Discrimination et brutalité

Car la violence n’est pas seulement physique, elle peut aussi être portée par une idée préconçue qui fermera, par exemple, les portes d’une entreprise à une personne noire, asiatique, arabe, handicapée…Elle porte alors le nom de discrimination à l’embauche, circonvolution qui veut s’affranchir de toute brutalité mais qui n’en est pas moins dénuée car elle exclut l’individu en raison de ce qu’il est. (L’express.fr : https://lentreprise.lexpress.fr/rh-management) D’aucuns se défendraient alors de faire preuve de racisme, xénophobie ou d’intolérance, arguant d’une incompatibilité du candidat pour le poste proposé. Certes la législation en France, tout du moins, a progressé, mais la réalité est tout autre.
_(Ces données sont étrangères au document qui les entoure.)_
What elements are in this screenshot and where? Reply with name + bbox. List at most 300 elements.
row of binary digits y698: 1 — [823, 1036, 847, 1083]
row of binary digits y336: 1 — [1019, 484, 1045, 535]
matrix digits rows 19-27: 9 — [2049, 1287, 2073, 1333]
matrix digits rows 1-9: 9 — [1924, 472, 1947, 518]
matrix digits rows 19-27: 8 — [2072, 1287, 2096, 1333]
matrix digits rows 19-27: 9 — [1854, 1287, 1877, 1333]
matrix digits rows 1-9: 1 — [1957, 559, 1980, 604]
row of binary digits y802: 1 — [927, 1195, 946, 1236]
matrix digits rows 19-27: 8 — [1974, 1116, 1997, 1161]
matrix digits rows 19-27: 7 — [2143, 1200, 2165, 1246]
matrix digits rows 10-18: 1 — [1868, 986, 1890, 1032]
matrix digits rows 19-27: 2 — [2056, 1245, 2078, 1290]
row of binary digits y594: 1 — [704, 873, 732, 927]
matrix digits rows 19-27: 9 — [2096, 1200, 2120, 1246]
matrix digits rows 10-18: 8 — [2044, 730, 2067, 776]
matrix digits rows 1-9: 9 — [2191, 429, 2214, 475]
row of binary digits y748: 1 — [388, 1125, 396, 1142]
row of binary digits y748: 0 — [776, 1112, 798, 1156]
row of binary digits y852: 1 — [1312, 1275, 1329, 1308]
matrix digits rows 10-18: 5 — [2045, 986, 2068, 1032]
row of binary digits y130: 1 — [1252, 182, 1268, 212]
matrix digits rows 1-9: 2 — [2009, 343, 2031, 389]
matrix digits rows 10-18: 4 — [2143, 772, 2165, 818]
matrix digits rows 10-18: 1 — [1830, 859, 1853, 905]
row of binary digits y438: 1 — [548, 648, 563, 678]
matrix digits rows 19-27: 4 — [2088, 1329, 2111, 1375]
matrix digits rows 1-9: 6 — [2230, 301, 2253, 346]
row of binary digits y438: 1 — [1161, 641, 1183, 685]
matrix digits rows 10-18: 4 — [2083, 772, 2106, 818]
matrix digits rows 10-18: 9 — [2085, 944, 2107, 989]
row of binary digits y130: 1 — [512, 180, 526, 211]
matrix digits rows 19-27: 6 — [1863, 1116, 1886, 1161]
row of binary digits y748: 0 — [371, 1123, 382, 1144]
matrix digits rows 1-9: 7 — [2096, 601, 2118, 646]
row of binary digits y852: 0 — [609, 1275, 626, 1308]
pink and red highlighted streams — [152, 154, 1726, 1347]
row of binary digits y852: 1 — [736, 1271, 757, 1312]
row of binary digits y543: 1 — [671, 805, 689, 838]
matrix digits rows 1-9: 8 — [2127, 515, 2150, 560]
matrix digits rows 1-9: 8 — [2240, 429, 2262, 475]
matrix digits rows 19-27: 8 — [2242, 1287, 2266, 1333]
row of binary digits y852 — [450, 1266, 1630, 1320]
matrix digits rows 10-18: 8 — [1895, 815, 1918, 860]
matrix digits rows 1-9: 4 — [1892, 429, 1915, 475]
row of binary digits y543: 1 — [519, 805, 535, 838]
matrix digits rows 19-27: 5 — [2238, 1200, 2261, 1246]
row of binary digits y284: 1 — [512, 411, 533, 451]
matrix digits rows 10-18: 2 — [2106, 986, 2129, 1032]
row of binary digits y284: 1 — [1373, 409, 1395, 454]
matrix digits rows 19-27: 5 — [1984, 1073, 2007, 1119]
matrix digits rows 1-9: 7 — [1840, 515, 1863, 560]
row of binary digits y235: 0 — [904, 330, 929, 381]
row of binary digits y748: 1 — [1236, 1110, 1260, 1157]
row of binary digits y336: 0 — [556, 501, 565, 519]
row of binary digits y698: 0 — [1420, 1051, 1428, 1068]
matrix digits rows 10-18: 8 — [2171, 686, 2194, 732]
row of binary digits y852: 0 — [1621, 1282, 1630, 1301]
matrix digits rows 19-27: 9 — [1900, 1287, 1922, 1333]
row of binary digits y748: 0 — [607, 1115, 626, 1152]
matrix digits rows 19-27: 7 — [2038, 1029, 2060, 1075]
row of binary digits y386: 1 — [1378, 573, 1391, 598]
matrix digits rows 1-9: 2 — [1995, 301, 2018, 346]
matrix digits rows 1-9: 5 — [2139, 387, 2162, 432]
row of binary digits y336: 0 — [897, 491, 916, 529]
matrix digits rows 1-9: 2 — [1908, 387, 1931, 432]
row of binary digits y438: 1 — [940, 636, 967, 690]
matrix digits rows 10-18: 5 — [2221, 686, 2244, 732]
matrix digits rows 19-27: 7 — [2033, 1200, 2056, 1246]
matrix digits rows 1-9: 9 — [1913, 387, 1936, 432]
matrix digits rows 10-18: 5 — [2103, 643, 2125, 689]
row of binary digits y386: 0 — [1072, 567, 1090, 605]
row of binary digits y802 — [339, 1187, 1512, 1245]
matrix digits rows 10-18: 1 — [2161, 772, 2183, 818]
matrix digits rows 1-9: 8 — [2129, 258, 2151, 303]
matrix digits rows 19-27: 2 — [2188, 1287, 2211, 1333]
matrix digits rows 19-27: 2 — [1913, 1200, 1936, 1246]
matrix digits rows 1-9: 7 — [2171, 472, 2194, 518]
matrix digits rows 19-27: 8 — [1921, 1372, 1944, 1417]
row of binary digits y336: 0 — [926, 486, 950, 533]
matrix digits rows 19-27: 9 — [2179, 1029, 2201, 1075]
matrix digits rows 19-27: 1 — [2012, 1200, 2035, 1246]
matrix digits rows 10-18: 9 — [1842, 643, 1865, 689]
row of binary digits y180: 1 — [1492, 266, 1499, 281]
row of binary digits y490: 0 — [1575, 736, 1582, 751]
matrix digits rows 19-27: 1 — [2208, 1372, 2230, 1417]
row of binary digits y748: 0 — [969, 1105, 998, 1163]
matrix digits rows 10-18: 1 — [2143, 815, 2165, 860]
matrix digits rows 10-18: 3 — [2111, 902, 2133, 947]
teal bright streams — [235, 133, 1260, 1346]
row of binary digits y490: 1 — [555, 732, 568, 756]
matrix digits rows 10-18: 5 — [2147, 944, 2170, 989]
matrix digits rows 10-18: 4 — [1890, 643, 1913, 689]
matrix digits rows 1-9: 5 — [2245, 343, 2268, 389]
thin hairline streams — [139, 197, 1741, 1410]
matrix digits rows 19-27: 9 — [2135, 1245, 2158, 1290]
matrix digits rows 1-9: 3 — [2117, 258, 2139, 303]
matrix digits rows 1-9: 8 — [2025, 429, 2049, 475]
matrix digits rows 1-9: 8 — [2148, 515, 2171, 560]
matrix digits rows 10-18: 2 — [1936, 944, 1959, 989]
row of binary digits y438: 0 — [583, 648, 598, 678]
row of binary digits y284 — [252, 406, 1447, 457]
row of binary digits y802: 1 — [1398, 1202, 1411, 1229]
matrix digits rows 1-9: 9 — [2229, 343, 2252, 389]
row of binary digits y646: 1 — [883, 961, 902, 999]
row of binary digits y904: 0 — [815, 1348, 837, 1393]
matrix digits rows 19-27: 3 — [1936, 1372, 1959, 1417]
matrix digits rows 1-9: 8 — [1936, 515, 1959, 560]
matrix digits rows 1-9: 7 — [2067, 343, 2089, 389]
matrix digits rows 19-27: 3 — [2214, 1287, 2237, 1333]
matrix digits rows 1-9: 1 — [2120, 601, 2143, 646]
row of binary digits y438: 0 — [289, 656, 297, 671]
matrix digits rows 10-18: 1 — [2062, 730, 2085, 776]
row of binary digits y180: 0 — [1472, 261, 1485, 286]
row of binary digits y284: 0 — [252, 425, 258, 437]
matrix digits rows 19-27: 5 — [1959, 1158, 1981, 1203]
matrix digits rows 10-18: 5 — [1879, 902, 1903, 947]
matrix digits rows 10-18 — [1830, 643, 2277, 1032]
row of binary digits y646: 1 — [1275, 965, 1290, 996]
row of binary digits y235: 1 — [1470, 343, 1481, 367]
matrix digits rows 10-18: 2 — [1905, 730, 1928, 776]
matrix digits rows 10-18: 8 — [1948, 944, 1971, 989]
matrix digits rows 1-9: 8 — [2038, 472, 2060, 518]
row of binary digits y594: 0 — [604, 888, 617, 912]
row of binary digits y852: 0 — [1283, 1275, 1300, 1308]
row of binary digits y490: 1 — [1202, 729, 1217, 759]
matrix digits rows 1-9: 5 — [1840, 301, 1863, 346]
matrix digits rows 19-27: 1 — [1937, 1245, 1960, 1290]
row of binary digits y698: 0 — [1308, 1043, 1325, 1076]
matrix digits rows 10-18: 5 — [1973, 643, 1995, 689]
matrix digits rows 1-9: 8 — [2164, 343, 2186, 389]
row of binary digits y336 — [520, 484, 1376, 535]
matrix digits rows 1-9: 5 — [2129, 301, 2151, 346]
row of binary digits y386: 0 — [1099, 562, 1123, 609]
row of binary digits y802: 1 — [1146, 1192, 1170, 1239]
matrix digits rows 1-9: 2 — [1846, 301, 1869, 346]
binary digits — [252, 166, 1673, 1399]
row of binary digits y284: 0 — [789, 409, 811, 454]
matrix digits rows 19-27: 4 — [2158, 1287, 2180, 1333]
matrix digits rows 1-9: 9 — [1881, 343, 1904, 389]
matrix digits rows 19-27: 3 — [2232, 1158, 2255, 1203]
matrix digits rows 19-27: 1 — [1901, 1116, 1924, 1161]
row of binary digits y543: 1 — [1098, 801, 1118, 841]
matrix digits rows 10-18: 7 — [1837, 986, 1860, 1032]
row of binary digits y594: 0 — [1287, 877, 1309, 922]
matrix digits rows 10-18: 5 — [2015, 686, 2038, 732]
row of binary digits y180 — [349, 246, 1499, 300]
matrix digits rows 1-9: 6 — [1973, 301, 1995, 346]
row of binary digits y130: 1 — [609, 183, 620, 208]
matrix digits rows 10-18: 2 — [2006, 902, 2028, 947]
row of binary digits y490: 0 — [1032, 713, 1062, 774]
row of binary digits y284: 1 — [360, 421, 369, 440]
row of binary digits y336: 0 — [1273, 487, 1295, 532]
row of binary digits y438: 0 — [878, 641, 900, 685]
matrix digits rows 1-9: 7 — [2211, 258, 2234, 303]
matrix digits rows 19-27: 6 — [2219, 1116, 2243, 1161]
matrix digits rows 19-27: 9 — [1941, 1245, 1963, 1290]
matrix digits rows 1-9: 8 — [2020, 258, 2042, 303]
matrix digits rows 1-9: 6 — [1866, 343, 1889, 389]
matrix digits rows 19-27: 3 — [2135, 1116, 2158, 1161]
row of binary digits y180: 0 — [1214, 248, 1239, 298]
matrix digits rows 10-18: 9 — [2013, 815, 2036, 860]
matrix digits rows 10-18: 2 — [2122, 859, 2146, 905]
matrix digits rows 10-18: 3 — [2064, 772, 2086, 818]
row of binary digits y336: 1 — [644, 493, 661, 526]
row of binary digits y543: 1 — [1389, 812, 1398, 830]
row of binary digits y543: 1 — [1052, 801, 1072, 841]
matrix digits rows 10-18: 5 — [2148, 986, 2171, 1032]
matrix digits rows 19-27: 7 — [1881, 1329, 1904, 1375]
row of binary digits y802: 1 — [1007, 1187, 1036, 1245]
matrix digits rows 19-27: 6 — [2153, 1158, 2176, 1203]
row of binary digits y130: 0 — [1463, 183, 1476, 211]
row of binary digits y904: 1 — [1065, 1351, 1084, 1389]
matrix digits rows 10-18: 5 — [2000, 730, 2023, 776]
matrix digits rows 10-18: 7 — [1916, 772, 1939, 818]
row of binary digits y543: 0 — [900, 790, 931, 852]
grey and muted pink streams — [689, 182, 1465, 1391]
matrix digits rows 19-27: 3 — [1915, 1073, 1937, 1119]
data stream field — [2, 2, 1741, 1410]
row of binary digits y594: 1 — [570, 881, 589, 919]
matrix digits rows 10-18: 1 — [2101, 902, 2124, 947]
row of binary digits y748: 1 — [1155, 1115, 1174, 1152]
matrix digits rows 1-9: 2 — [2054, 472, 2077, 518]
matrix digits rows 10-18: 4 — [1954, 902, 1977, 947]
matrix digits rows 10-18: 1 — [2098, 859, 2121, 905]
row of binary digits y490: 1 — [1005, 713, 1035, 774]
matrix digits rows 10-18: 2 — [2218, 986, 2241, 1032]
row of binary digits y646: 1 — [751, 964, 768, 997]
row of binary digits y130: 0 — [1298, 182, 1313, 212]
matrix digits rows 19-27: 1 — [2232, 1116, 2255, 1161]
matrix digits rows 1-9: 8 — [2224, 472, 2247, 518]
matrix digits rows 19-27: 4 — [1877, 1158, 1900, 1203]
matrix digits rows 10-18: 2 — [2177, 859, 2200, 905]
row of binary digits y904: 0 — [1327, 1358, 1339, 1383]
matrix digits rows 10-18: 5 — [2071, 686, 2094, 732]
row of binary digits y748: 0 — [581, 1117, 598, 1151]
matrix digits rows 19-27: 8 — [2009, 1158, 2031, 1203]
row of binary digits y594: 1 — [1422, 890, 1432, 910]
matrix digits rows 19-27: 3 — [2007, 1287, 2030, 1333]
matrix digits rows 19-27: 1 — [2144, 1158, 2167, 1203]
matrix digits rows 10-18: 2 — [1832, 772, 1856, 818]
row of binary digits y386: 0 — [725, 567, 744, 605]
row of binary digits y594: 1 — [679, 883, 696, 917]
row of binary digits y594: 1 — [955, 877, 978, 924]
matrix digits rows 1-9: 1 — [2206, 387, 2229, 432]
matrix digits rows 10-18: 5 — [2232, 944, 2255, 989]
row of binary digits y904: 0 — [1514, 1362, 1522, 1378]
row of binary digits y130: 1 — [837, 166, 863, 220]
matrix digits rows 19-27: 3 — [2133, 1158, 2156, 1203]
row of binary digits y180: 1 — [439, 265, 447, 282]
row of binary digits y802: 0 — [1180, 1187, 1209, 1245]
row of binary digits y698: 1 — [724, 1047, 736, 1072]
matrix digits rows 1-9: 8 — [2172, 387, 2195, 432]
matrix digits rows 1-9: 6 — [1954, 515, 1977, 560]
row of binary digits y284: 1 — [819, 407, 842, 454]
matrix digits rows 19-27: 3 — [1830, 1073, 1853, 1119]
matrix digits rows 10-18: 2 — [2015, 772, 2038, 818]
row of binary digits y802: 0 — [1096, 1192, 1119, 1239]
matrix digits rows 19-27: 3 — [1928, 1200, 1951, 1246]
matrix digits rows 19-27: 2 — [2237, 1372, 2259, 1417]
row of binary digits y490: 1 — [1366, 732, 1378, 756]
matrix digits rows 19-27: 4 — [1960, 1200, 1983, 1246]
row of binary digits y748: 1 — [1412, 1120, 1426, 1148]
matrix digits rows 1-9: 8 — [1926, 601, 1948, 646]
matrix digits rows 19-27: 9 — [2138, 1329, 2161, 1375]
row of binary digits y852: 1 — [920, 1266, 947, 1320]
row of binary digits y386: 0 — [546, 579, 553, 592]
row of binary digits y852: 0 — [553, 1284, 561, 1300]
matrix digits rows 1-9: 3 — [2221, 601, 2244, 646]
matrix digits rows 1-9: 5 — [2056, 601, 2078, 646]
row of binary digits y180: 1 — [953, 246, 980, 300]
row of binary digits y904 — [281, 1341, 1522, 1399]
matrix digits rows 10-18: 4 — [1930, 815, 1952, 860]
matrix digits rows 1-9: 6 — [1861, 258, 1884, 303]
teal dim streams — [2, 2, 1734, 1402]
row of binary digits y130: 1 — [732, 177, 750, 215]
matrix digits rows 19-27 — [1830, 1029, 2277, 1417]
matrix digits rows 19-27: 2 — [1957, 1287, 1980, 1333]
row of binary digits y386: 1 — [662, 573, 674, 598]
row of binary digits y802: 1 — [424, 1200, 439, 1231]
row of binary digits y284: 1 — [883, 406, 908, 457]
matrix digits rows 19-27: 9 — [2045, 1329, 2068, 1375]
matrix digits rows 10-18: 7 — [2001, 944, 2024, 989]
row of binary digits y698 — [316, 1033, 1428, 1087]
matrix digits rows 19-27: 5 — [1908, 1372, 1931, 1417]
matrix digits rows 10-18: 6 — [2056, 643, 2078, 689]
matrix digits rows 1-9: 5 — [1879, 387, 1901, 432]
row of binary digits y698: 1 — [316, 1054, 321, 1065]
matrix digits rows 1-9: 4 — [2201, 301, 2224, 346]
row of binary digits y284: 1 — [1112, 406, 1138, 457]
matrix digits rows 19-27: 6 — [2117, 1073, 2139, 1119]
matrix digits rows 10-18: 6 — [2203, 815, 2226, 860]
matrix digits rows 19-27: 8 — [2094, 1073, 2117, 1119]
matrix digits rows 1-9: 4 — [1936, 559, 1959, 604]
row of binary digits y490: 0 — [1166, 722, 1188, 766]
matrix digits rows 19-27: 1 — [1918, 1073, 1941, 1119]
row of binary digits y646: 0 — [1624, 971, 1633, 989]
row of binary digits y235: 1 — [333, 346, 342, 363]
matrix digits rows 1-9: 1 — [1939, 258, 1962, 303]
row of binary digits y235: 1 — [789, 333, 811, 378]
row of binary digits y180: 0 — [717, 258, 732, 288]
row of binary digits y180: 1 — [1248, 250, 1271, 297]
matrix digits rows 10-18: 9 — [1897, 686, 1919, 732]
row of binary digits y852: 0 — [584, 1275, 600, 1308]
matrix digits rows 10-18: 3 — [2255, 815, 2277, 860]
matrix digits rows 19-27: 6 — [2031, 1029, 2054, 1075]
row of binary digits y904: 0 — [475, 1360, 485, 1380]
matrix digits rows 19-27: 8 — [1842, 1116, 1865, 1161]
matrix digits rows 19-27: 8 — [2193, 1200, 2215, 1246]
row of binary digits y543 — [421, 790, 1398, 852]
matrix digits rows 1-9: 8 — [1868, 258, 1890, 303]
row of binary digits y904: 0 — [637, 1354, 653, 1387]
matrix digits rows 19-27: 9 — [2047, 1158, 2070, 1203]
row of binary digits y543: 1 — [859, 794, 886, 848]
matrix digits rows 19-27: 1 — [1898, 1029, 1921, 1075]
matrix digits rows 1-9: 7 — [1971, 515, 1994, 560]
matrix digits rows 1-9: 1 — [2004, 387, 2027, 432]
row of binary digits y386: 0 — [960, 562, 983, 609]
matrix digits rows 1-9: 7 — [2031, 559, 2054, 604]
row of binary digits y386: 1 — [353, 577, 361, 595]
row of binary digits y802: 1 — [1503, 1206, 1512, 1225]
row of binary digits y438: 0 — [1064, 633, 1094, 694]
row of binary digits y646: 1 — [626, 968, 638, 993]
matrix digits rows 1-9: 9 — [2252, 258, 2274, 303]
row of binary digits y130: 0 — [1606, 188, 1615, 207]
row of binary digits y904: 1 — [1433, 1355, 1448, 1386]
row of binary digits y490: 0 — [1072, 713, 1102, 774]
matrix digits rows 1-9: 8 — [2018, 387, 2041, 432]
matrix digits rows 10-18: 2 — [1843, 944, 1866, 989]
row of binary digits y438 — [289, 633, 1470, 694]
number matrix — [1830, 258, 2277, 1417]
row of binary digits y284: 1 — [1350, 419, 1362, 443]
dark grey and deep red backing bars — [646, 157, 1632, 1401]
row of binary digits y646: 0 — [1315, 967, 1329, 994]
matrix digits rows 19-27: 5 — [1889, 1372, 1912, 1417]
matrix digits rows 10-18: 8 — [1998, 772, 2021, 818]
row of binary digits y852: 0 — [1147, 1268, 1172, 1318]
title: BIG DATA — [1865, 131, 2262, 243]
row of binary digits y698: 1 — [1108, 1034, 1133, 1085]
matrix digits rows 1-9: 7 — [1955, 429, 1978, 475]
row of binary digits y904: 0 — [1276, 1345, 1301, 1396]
Le rapport à l’altérité, que la mondialisation, sans dénoncer celle-ci comme un bouc-émissaire facile et de circonstance, a gommé au profit d’un individualisme triomphant, apparaît ainsi comme un des grands combats que les générations futures seront amenées à mener. Est-ce à dire que toutes formes de violences basées, sur le sexe, la religion, l’appartenance ethnique ou le handicap seront bannies de nos sociétés. D’aucuns l’espèrent. Mais racisme, xénophobie et antisémitisme se nourrissent avant tout d’ignorance et de vacuité intellectuelle. Et en la matière, le chemin semble encore long.